Give us the paper? The study. You know there is a study and you know what happens when you post the study. We get to see it is an author of a paper that says the scientists agree by applying a narrow criteria to a minority of the published papers.

a scientific consensus is now a wikipedia page, brilliant
 
wikipedia? dictating there is consensus is not proof that there is a consensus.

Give us the paper? The study. You know there is a study and you know what happens when you post the study. We get to see it is an author of a paper that says the scientists agree by applying a narrow criteria to a minority of the published papers.

a scientific consensus is now a wikipedia page, brilliant

Learn to read.
 
. Out of the 10 929 invitations, we received 2780 responses, corresponding to a response rate of 25%. The previous survey of geoscientists conducted in 2009 yielded a response rate of 31% (Doran and Kendall Zimmerman 2009), although other more recent surveys of scientists have yielded lower response rates ranging from 9% to 16% (Besley et al 2018).

The survey was developed to assess the current state of consensus on AGW among geoscientists.
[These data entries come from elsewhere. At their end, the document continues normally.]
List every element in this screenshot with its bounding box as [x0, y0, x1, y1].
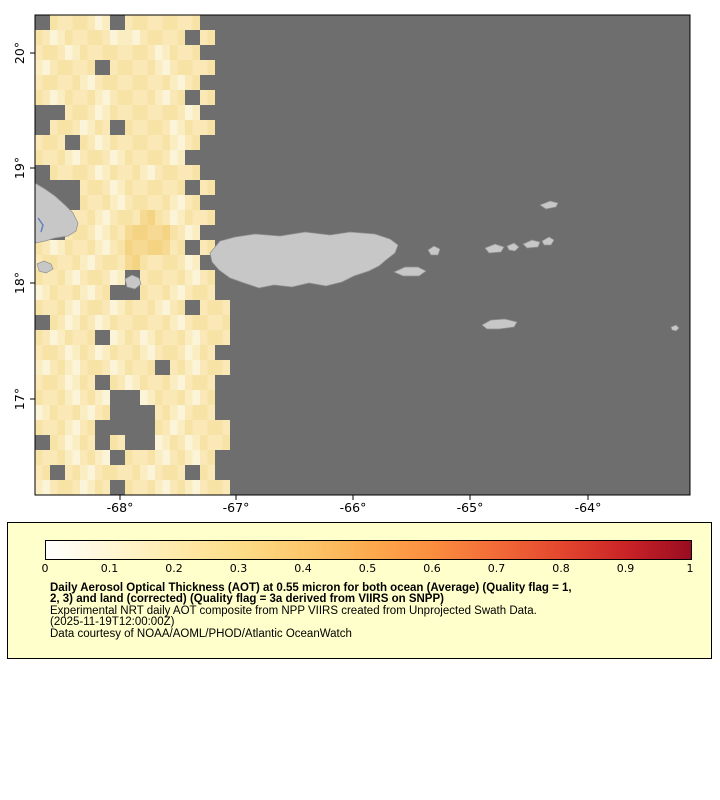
colorbar-tick: 0.9 — [616, 562, 635, 575]
colorbar-tick: 0 — [41, 562, 49, 575]
x-axis-label: -68° — [107, 500, 134, 515]
tortola — [522, 239, 541, 249]
y-axis-label: 20° — [12, 42, 27, 64]
colorbar-tick: 1 — [686, 562, 694, 575]
colorbar-tick: 0.4 — [294, 562, 312, 575]
colorbar-tick: 0.2 — [165, 562, 183, 575]
st-john — [506, 242, 520, 252]
hispaniola-east-tip — [35, 182, 79, 244]
saona-island — [36, 260, 54, 274]
colorbar-tick: 0.7 — [487, 562, 506, 575]
y-axis-label: 17° — [12, 388, 27, 410]
y-axis-label: 19° — [12, 157, 27, 179]
y-axis-label: 18° — [12, 272, 27, 294]
colorbar-tick: 0.8 — [552, 562, 570, 575]
x-axis-label: -65° — [457, 500, 484, 515]
x-axis-label: -67° — [223, 500, 250, 515]
puerto-rico — [209, 231, 399, 289]
saba — [670, 324, 680, 332]
mona-island — [124, 274, 142, 290]
legend-subtitle: Experimental NRT daily AOT composite fro… — [50, 604, 537, 617]
culebra — [427, 245, 441, 256]
colorbar-tick-labels: 0 0.1 0.2 0.3 0.4 0.5 0.6 0.7 0.8 0.9 1 — [8, 562, 711, 576]
legend-box: 0 0.1 0.2 0.3 0.4 0.5 0.6 0.7 0.8 0.9 1 Daily Aero… — [7, 522, 712, 659]
aot-data-layer — [35, 15, 230, 495]
legend-credit: Data courtesy of NOAA/AOML/PHOD/Atlantic… — [50, 627, 352, 640]
anegada — [539, 200, 559, 210]
legend-title-line2: 2, 3) and land (corrected) (Quality flag… — [50, 593, 444, 606]
virgin-gorda — [541, 236, 555, 246]
x-axis-label: -66° — [340, 500, 367, 515]
colorbar — [45, 540, 692, 560]
map-figure: 20° 19° 18° 17° -68° -67° -66° -65° -64° — [12, 14, 691, 515]
land-layer — [35, 182, 680, 332]
colorbar-tick: 0.5 — [358, 562, 377, 575]
legend-text-block: Daily Aerosol Optical Thickness (AOT) at… — [50, 582, 701, 640]
map-frame — [34, 14, 691, 496]
x-axis-label: -64° — [575, 500, 602, 515]
st-thomas — [484, 243, 505, 254]
colorbar-tick: 0.3 — [229, 562, 248, 575]
st-croix — [481, 318, 518, 330]
colorbar-tick: 0.6 — [423, 562, 441, 575]
legend-title-line1: Daily Aerosol Optical Thickness (AOT) at… — [50, 582, 572, 594]
legend-timestamp: (2025-11-19T12:00:00Z) — [50, 616, 175, 629]
colorbar-tick: 0.1 — [100, 562, 119, 575]
vieques — [393, 266, 427, 277]
river-line — [37, 217, 44, 233]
The survey also included questions about other impacts, responses, and conceptions about AGW, however we do not focus on the other questions in this paper. Additionally, participants provided multiple self-reported indicators of their expertise on climate change, such as the highest level of education completed, number of scientific papers published, and number of years worked in the field of climate change.

Only 10,929 invitations to a survey were sent out? Why not invite all the geo-scientists to participate?
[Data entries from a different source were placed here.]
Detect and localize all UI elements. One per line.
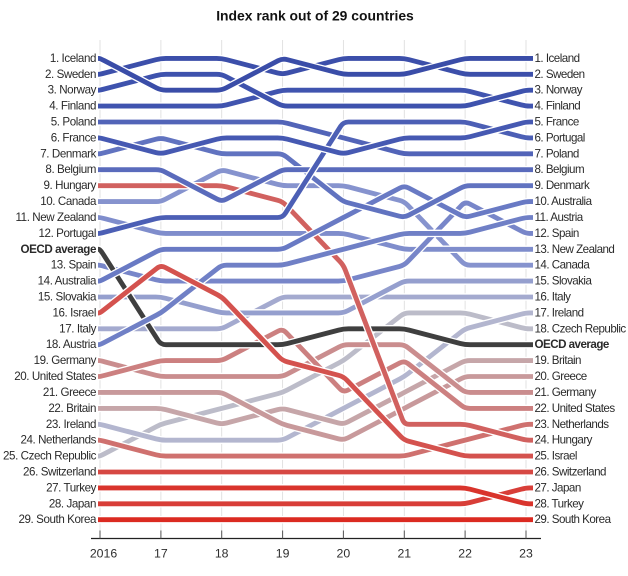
svg-text:21. Greece: 21. Greece — [43, 386, 96, 399]
svg-text:9. Denmark: 9. Denmark — [535, 179, 590, 192]
svg-text:16. Italy: 16. Italy — [535, 291, 572, 304]
svg-text:2. Sweden: 2. Sweden — [535, 68, 585, 81]
svg-text:16. Israel: 16. Israel — [53, 306, 97, 319]
svg-text:4. Finland: 4. Finland — [49, 100, 96, 113]
svg-text:21. Germany: 21. Germany — [535, 386, 597, 399]
svg-text:12. Spain: 12. Spain — [535, 227, 579, 240]
svg-text:21: 21 — [397, 547, 411, 561]
svg-text:14. Australia: 14. Australia — [38, 275, 97, 288]
svg-text:25. Czech Republic: 25. Czech Republic — [3, 450, 97, 463]
svg-text:19. Britain: 19. Britain — [535, 354, 582, 367]
svg-text:18: 18 — [215, 547, 229, 561]
svg-text:25. Israel: 25. Israel — [535, 450, 578, 463]
svg-text:28. Japan: 28. Japan — [49, 497, 96, 510]
svg-text:2. Sweden: 2. Sweden — [45, 68, 96, 81]
svg-text:20. Greece: 20. Greece — [535, 370, 587, 383]
svg-text:17: 17 — [154, 547, 168, 561]
svg-text:5. France: 5. France — [535, 116, 579, 129]
svg-text:24. Hungary: 24. Hungary — [535, 434, 593, 447]
svg-text:20. United States: 20. United States — [14, 370, 96, 383]
svg-text:3. Norway: 3. Norway — [535, 84, 583, 97]
svg-text:20: 20 — [337, 547, 351, 561]
svg-text:8. Belgium: 8. Belgium — [535, 163, 585, 176]
svg-text:19: 19 — [276, 547, 290, 561]
svg-text:8. Belgium: 8. Belgium — [45, 163, 96, 176]
svg-text:14. Canada: 14. Canada — [535, 259, 591, 272]
svg-text:23. Netherlands: 23. Netherlands — [535, 418, 610, 431]
svg-text:12. Portugal: 12. Portugal — [39, 227, 96, 240]
svg-text:29. South Korea: 29. South Korea — [19, 513, 97, 526]
svg-text:17. Italy: 17. Italy — [59, 322, 96, 335]
svg-text:19. Germany: 19. Germany — [34, 354, 97, 367]
svg-text:10. Canada: 10. Canada — [40, 195, 97, 208]
svg-text:3. Norway: 3. Norway — [48, 84, 97, 97]
svg-text:5. Poland: 5. Poland — [51, 116, 96, 129]
svg-text:1. Iceland: 1. Iceland — [535, 52, 580, 65]
svg-text:13. New Zealand: 13. New Zealand — [535, 243, 615, 256]
svg-text:Index rank out of 29 countries: Index rank out of 29 countries — [216, 8, 414, 24]
svg-text:11. New Zealand: 11. New Zealand — [16, 211, 97, 224]
svg-text:10. Australia: 10. Australia — [535, 195, 593, 208]
svg-text:4. Finland: 4. Finland — [535, 100, 581, 113]
svg-text:26. Switzerland: 26. Switzerland — [23, 466, 96, 479]
svg-text:22. Britain: 22. Britain — [48, 402, 96, 415]
svg-text:15. Slovakia: 15. Slovakia — [38, 291, 97, 304]
svg-text:28. Turkey: 28. Turkey — [535, 497, 585, 510]
svg-text:11. Austria: 11. Austria — [535, 211, 584, 224]
svg-text:6. Portugal: 6. Portugal — [535, 131, 585, 144]
svg-text:26. Switzerland: 26. Switzerland — [535, 466, 607, 479]
svg-text:2016: 2016 — [90, 547, 118, 561]
svg-text:6. France: 6. France — [51, 131, 96, 144]
svg-text:27. Turkey: 27. Turkey — [46, 481, 97, 494]
svg-text:9. Hungary: 9. Hungary — [43, 179, 96, 192]
svg-text:22. United States: 22. United States — [535, 402, 616, 415]
svg-text:15. Slovakia: 15. Slovakia — [535, 275, 593, 288]
svg-text:13. Spain: 13. Spain — [51, 259, 96, 272]
svg-text:23: 23 — [519, 547, 533, 561]
svg-text:18. Czech Republic: 18. Czech Republic — [535, 322, 627, 335]
svg-text:18. Austria: 18. Austria — [46, 338, 97, 351]
svg-text:23. Ireland: 23. Ireland — [46, 418, 96, 431]
svg-text:7. Denmark: 7. Denmark — [40, 147, 96, 160]
svg-text:OECD average: OECD average — [535, 338, 610, 351]
svg-text:27. Japan: 27. Japan — [535, 481, 581, 494]
svg-text:24. Netherlands: 24. Netherlands — [20, 434, 96, 447]
svg-text:17. Ireland: 17. Ireland — [535, 306, 584, 319]
svg-text:OECD average: OECD average — [20, 243, 96, 256]
svg-text:1. Iceland: 1. Iceland — [50, 52, 96, 65]
svg-text:29. South Korea: 29. South Korea — [535, 513, 612, 526]
svg-text:7. Poland: 7. Poland — [535, 147, 579, 160]
svg-text:22: 22 — [458, 547, 472, 561]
Of the almost 11k invitations, only 25% of the people responded? Meaning that there is not a 97% or better consensus amongst scientists.

How many geo-scientists are there? 300K? So, they ask less than 5% to participate in the survey, they actually get 1% to answer. With 1% of the geoscientists participating they conclude there is a 97% consensus?
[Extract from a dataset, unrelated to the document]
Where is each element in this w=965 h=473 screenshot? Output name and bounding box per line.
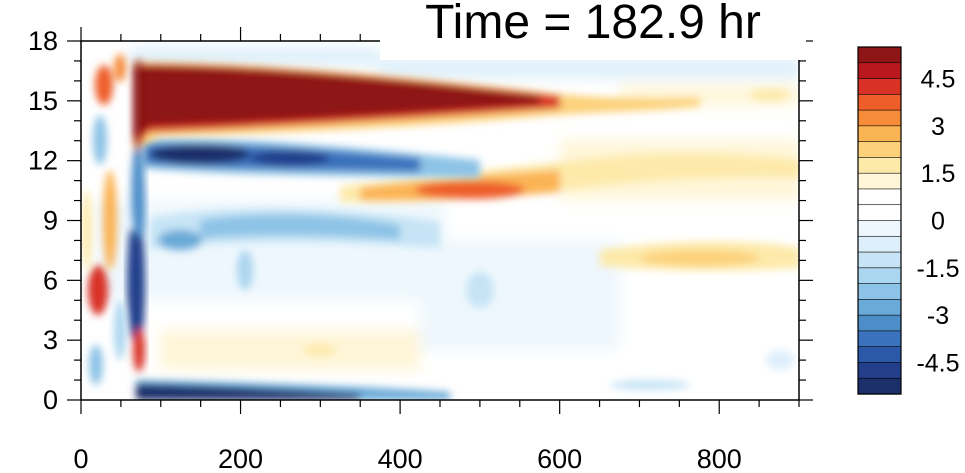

Pure bullshit. If the scientists did not answer, if they were never asked, you can not conclude what their opinion is or if their work even relates to man made global warming

and of course, do not forget, we do not get to see the actually just what we are to BELIEVE
 
Only 10,929 invitations to a survey were sent out? Why not invite all the geo-scientists to participate?

Of the almost 11k invitations, only 25% of the people responded? Meaning that there is not a 97% or better consensus amongst scientists.

How many geo-scientists are there? 300K? So, they ask less than 5% to participate in the survey, they actually get 1% to answer. With 1% of the geoscientists participating they conclude there is a 97% consensus?

Pure bullshit. If the scientists did not answer, if they were never asked, you can not conclude what their opinion is or if their work even relates to man made global warming

and of course, do not forget, we do not get to see the actually just what we are to BELIEVE
You need to actually learn something about sampling.